SERAYUNEWS – Komisi III DPRD Kabupaten Banyumas, menyoroti rendahnya kepatuhan pembayaran pajak dari berbagai tempat hiburan malam di wilayah Purwokerto dan sekitarnya.
Hasil inspeksi mendadak (sidak) mengungkap, banyak pelaku usaha tidak membayar pajak sesuai aturan. Sehingga ini berdampak langsung pada turunnya potensi Pendapatan Asli Daerah (PAD).
Ketua Komisi III DPRD Banyumas, Samsudin Tirta, menyatakan bahwa Komisi III bersama Badan Pendapatan Daerah (Bapenda) telah melakukan inspeksi ke sejumlah tempat hiburan malam. Hasilnya mengejutkan—banyak usaha tersebut belum membayar pajak secara maksimal.
“Menurut Komisi III pajak dari hiburan malam, hotel, dan restoran itu mereka belum maksimal bayarnya. Kita minta kepada mereka untuk bisa memaksimalkan pembayaran pajaknya,” katanya, Rabu (21/5/2025).
Sebagai tindak lanjut, DPRD sudah melakukan koordinasi dengan manajemen hotel, restoran, dan tempat hiburan malam. Mereka akan berdialog agar memahami kewajiban perpajakan dengan benar.
“Manajemen hotel, manajemen rumah makan, manajemen hiburan malam, sudah Komisi III undang, kita sudah koordinasi. Yang menjadi tuntutan Komisi III ini adalah, mereka bisa membayar maksimal, karena menurut Komisi III sekarang belum maksimal,” ujar Samsudin.
Untuk memastikan transparansi, Komisi III mengusulkan penggunaan aplikasi monitoring pajak di kasir tempat usaha. Dengan sistem ini, pemerintah bisa memantau secara real-time jumlah pajak yang harus mereka bayarkan.
“Kita, Komisi III mengusulkan, nantinya menggunakan aplikasi yang kita pasang di kasir-kasir mereka. Jadi kita bisa memantau bahwa mereka benar-benar sudah membayar kewajibannya,” katanya.
Anggota Komisi III, Abdullah Arif Budiman, menambahkan bahwa banyak pelaku usaha salah menafsirkan cara menghitung pajak. Sebagian tempat hiburan malam hanya menghitung pajak berdasarkan sewa ruangan, bukan dari total omzet.
“Ada pemahaman keliru dari para pelaku hiburan malam, di mana dalam menentukan nilai pajak hiburan hanya sewa ruangannya saja.
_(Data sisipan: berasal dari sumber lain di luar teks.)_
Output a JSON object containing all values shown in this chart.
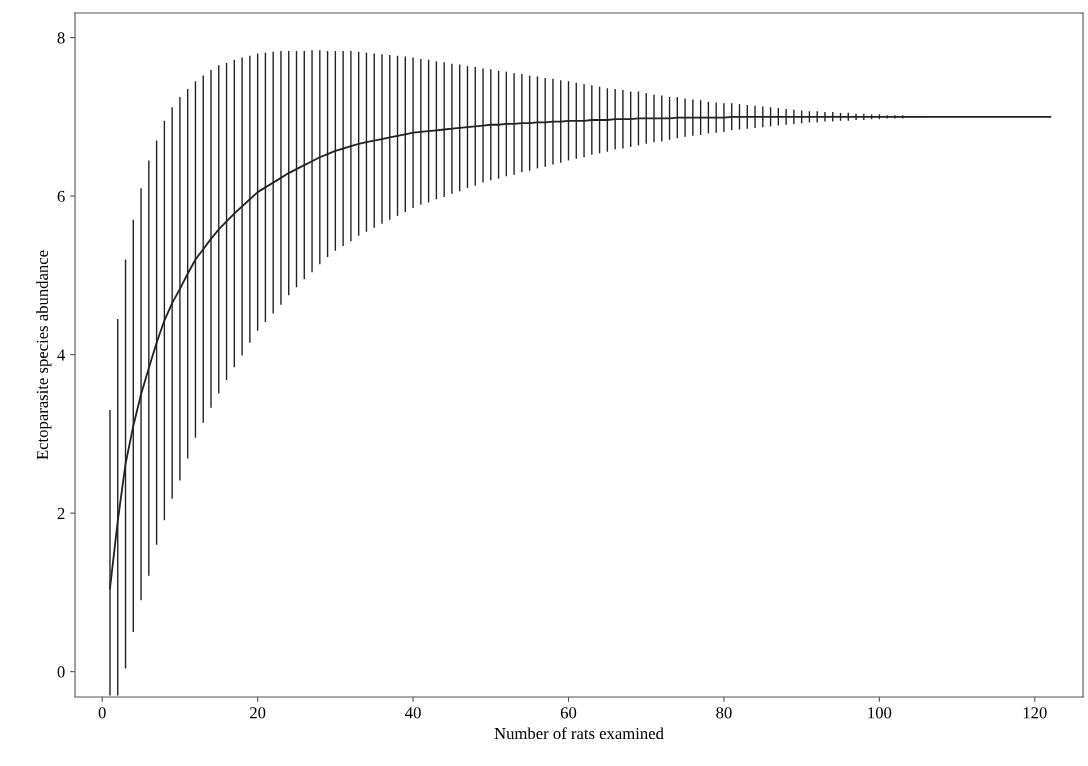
{
  "chart_data": {
    "type": "line",
    "xlabel": "Number of rats examined",
    "ylabel": "Ectoparasite species abundance",
    "x": [
      1,
      2,
      3,
      4,
      5,
      6,
      7,
      8,
      9,
      10,
      11,
      12,
      13,
      14,
      15,
      16,
      17,
      18,
      19,
      20,
      21,
      22,
      23,
      24,
      25,
      26,
      27,
      28,
      29,
      30,
      31,
      32,
      33,
      34,
      35,
      36,
      37,
      38,
      39,
      40,
      41,
      42,
      43,
      44,
      45,
      46,
      47,
      48,
      49,
      50,
      51,
      52,
      53,
      54,
      55,
      56,
      57,
      58,
      59,
      60,
      61,
      62,
      63,
      64,
      65,
      66,
      67,
      68,
      69,
      70,
      71,
      72,
      73,
      74,
      75,
      76,
      77,
      78,
      79,
      80,
      81,
      82,
      83,
      84,
      85,
      86,
      87,
      88,
      89,
      90,
      91,
      92,
      93,
      94,
      95,
      96,
      97,
      98,
      99,
      100,
      101,
      102,
      103,
      104,
      105,
      106,
      107,
      108,
      109,
      110,
      111,
      112,
      113,
      114,
      115,
      116,
      117,
      118,
      119,
      120,
      121,
      122
    ],
    "series": [
      {
        "color": "#222222",
        "values": [
          1.05,
          1.9,
          2.62,
          3.1,
          3.5,
          3.83,
          4.15,
          4.43,
          4.65,
          4.83,
          5.02,
          5.2,
          5.33,
          5.46,
          5.58,
          5.68,
          5.78,
          5.87,
          5.96,
          6.05,
          6.11,
          6.17,
          6.23,
          6.29,
          6.34,
          6.39,
          6.44,
          6.49,
          6.53,
          6.57,
          6.6,
          6.63,
          6.66,
          6.68,
          6.7,
          6.72,
          6.74,
          6.76,
          6.78,
          6.8,
          6.81,
          6.82,
          6.83,
          6.84,
          6.85,
          6.86,
          6.87,
          6.88,
          6.89,
          6.9,
          6.9,
          6.91,
          6.91,
          6.92,
          6.92,
          6.93,
          6.93,
          6.94,
          6.94,
          6.95,
          6.95,
          6.95,
          6.96,
          6.96,
          6.96,
          6.97,
          6.97,
          6.97,
          6.98,
          6.98,
          6.98,
          6.98,
          6.98,
          6.99,
          6.99,
          6.99,
          6.99,
          6.99,
          6.99,
          6.99,
          7.0,
          7.0,
          7.0,
          7.0,
          7.0,
          7.0,
          7.0,
          7.0,
          7.0,
          7.0,
          7.0,
          7.0,
          7.0,
          7.0,
          7.0,
          7.0,
          7.0,
          7.0,
          7.0,
          7.0,
          7.0,
          7.0,
          7.0,
          7.0,
          7.0,
          7.0,
          7.0,
          7.0,
          7.0,
          7.0,
          7.0,
          7.0,
          7.0,
          7.0,
          7.0,
          7.0,
          7.0,
          7.0,
          7.0,
          7.0,
          7.0,
          7.0
        ],
        "errors": [
          [
            -0.3,
            3.3
          ],
          [
            -0.3,
            4.45
          ],
          2.58,
          2.6,
          2.6,
          2.62,
          2.55,
          2.52,
          2.47,
          2.42,
          2.33,
          2.25,
          2.19,
          2.13,
          2.07,
          2.0,
          1.94,
          1.88,
          1.81,
          1.75,
          1.7,
          1.65,
          1.6,
          1.54,
          1.49,
          1.44,
          1.4,
          1.35,
          1.3,
          1.26,
          1.23,
          1.2,
          1.16,
          1.13,
          1.1,
          1.07,
          1.04,
          1.01,
          0.98,
          0.95,
          0.92,
          0.9,
          0.87,
          0.85,
          0.82,
          0.8,
          0.77,
          0.75,
          0.72,
          0.7,
          0.68,
          0.66,
          0.64,
          0.62,
          0.6,
          0.58,
          0.56,
          0.54,
          0.52,
          0.5,
          0.48,
          0.46,
          0.44,
          0.42,
          0.4,
          0.38,
          0.37,
          0.35,
          0.34,
          0.32,
          0.3,
          0.29,
          0.27,
          0.26,
          0.24,
          0.23,
          0.22,
          0.2,
          0.19,
          0.18,
          0.17,
          0.16,
          0.15,
          0.14,
          0.13,
          0.12,
          0.11,
          0.1,
          0.09,
          0.08,
          0.07,
          0.07,
          0.06,
          0.06,
          0.05,
          0.05,
          0.04,
          0.04,
          0.03,
          0.03,
          0.02,
          0.02,
          0.02,
          0.01,
          0.01,
          0.01,
          null,
          null,
          null,
          null,
          null,
          null,
          null,
          null,
          null,
          null,
          null,
          null,
          null,
          null,
          null,
          null
        ]
      }
    ],
    "xlim": [
      -3.5,
      126.2
    ],
    "ylim": [
      -0.32,
      8.31
    ],
    "xticks": [
      0,
      20,
      40,
      60,
      80,
      100,
      120
    ],
    "yticks": [
      0,
      2,
      4,
      6,
      8
    ],
    "grid": false,
    "marker": "none",
    "line_style": "solid"
  }
}
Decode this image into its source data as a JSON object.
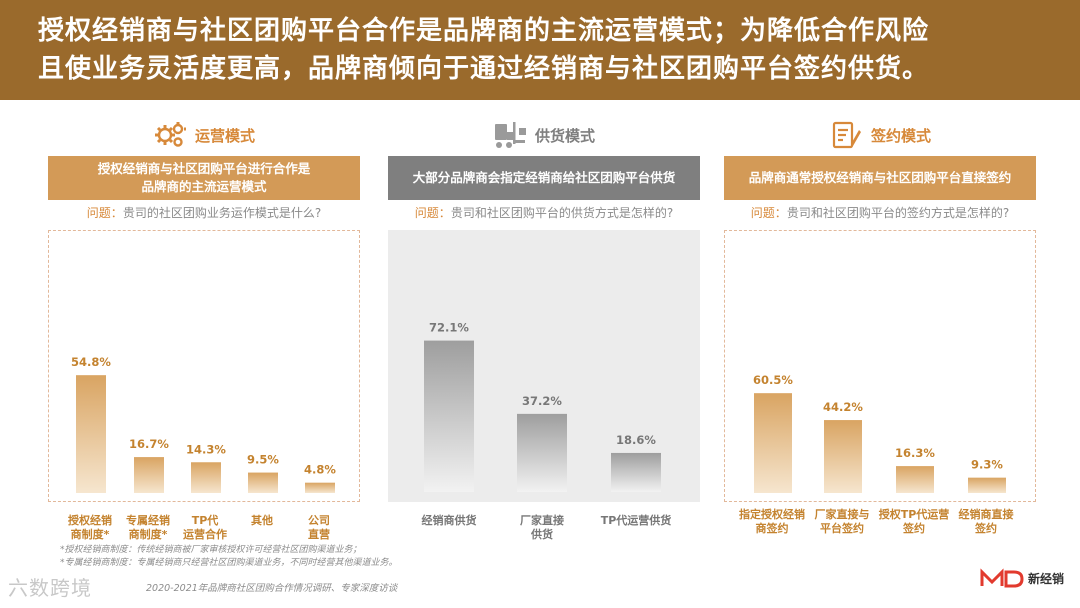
{
  "header": {
    "line1": "授权经销商与社区团购平台合作是品牌商的主流运营模式；为降低合作风险",
    "line2": "且使业务灵活度更高，品牌商倾向于通过经销商与社区团购平台签约供货。"
  },
  "colors": {
    "header_bg": "#9a6a2c",
    "banner_orange": "#d39a57",
    "banner_gray": "#7f7f7f",
    "title_orange": "#d7893a",
    "title_gray": "#7f7f7f",
    "bar_orange": "#e0ad6e",
    "bar_gray": "#bdbdbd"
  },
  "panels": [
    {
      "title": "运营模式",
      "icon": "gears-icon",
      "banner": "授权经销商与社区团购平台进行合作是\n品牌商的主流运营模式",
      "question_label": "问题：",
      "question_text": "贵司的社区团购业务运作模式是什么?"
    },
    {
      "title": "供货模式",
      "icon": "forklift-icon",
      "banner": "大部分品牌商会指定经销商给社区团购平台供货",
      "question_label": "问题：",
      "question_text": "贵司和社区团购平台的供货方式是怎样的?"
    },
    {
      "title": "签约模式",
      "icon": "contract-icon",
      "banner": "品牌商通常授权经销商与社区团购平台直接签约",
      "question_label": "问题：",
      "question_text": "贵司和社区团购平台的签约方式是怎样的?"
    }
  ],
  "chart_data": [
    {
      "type": "bar",
      "categories": [
        "授权经销\n商制度*",
        "专属经销\n商制度*",
        "TP代\n运营合作",
        "其他",
        "公司\n直营"
      ],
      "values": [
        54.8,
        16.7,
        14.3,
        9.5,
        4.8
      ],
      "value_labels": [
        "54.8%",
        "16.7%",
        "14.3%",
        "9.5%",
        "4.8%"
      ],
      "ylim": [
        0,
        100
      ]
    },
    {
      "type": "bar",
      "categories": [
        "经销商供货",
        "厂家直接\n供货",
        "TP代运营供货"
      ],
      "values": [
        72.1,
        37.2,
        18.6
      ],
      "value_labels": [
        "72.1%",
        "37.2%",
        "18.6%"
      ],
      "ylim": [
        0,
        100
      ]
    },
    {
      "type": "bar",
      "categories": [
        "指定授权经销\n商签约",
        "厂家直接与\n平台签约",
        "授权TP代运营\n签约",
        "经销商直接\n签约"
      ],
      "values": [
        60.5,
        44.2,
        16.3,
        9.3
      ],
      "value_labels": [
        "60.5%",
        "44.2%",
        "16.3%",
        "9.3%"
      ],
      "ylim": [
        0,
        100
      ]
    }
  ],
  "footnotes": {
    "note1": "*授权经销商制度：传统经销商被厂家审核授权许可经营社区团购渠道业务；",
    "note2": "*专属经销商制度：专属经销商只经营社区团购渠道业务，不同时经营其他渠道业务。",
    "source": "2020-2021年品牌商社区团购合作情况调研、专家深度访谈"
  },
  "watermark": "六数跨境",
  "logo_text": "新经销"
}
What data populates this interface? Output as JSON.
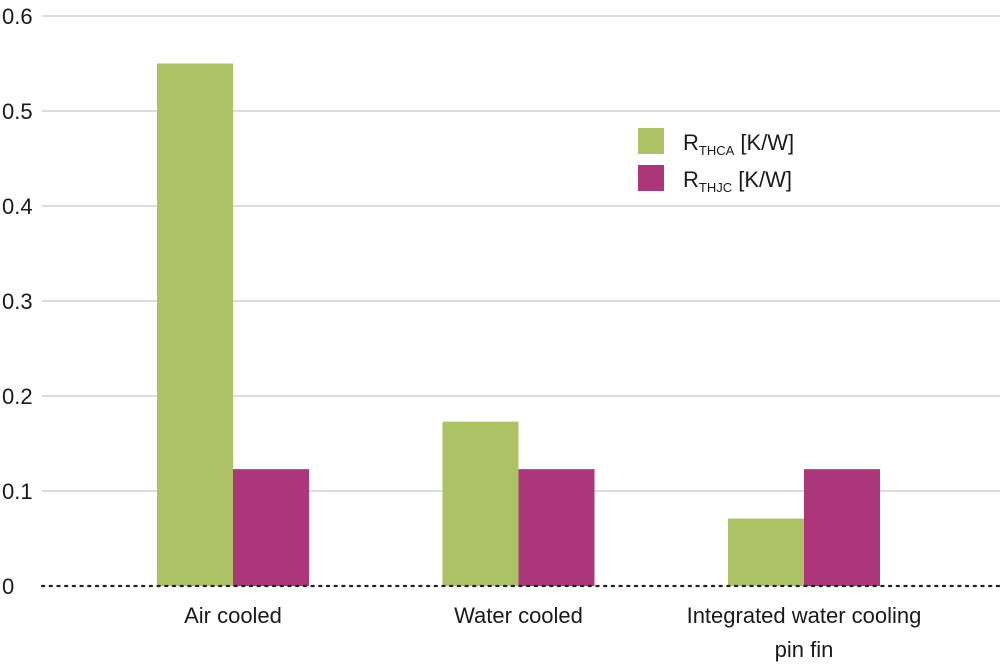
{
  "chart_data": {
    "type": "bar",
    "categories": [
      [
        "Air cooled"
      ],
      [
        "Water cooled"
      ],
      [
        "Integrated water cooling",
        "pin fin"
      ]
    ],
    "series": [
      {
        "name_main": "R",
        "name_sub": "THCA",
        "name_unit": " [K/W]",
        "color": "#adc265",
        "values": [
          0.55,
          0.173,
          0.071
        ]
      },
      {
        "name_main": "R",
        "name_sub": "THJC",
        "name_unit": " [K/W]",
        "color": "#ab3679",
        "values": [
          0.123,
          0.123,
          0.123
        ]
      }
    ],
    "yticks": [
      "0",
      "0.1",
      "0.2",
      "0.3",
      "0.4",
      "0.5",
      "0.6"
    ],
    "ylim": [
      0,
      0.6
    ],
    "grid": true,
    "legend_position": "top-right",
    "title": "",
    "xlabel": "",
    "ylabel": ""
  }
}
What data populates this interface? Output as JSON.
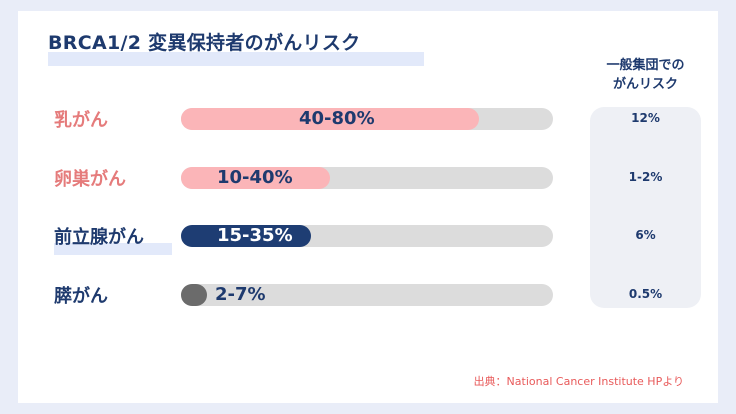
{
  "chart_data": {
    "type": "bar",
    "title": "BRCA1/2 変異保持者のがんリスク",
    "general_header": [
      "一般集団での",
      "がんリスク"
    ],
    "categories": [
      "乳がん",
      "卵巣がん",
      "前立腺がん",
      "膵がん"
    ],
    "series": [
      {
        "values": [
          80,
          40,
          35,
          7
        ],
        "value_labels": [
          "40-80%",
          "10-40%",
          "15-35%",
          "2-7%"
        ]
      }
    ],
    "general_risk": [
      "12%",
      "1-2%",
      "6%",
      "0.5%"
    ],
    "xlim": [
      0,
      100
    ],
    "colors": {
      "female_label": "#e57b7b",
      "male_label": "#1e3a6e",
      "female_fill": "#fbb5b8",
      "prostate_fill": "#1e3d73",
      "pancreas_fill": "#6b6b6b",
      "track": "#dcdcdc"
    },
    "source": "出典：National Cancer Institute HPより"
  }
}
Seharusnya menetapkan berapa jumlah atau nilai pajak hiburan ke Pemkab adalah omzet kali tarif,” katanya.
Menurut Budi, banyak tempat hiburan malam menerapkan skema penjualan makanan dan minuman dengan bonus sewa ruangan gratis. Padahal harga makanan dan minuman itu, jauh di atas harga pasar.
“Padahal penjualan makanan dan minuman di tempat hiburan malam harganya 10 kali lipat atau lebih dari harga perolehan,” ujarnya.
Ia juga menilai Bapenda kurang tegas dalam pengawasan dan belum memberikan sanksi yang memadai atas pelanggaran tersebut.
“Kemudian atas hal ini Bapenda kurang tajam dalam mengawasi apalagi memberikan sanksi,” katanya.
Sebagai solusi, DPRD meminta semua pihak menyamakan persepsi bahwa dasar perhitungan pajak hiburan adalah omzet, bukan komponen biaya tertentu saja.
“Kemudian ada ketegasan dari dinas terkait dan jika memang itu adalah pelanggaran terhadap perda tarif, maka bisa kasih sanksi bertahap. Dari teguran, surat peringatan sampai dengan penutupan usaha sementara waktu,” tegas Budi.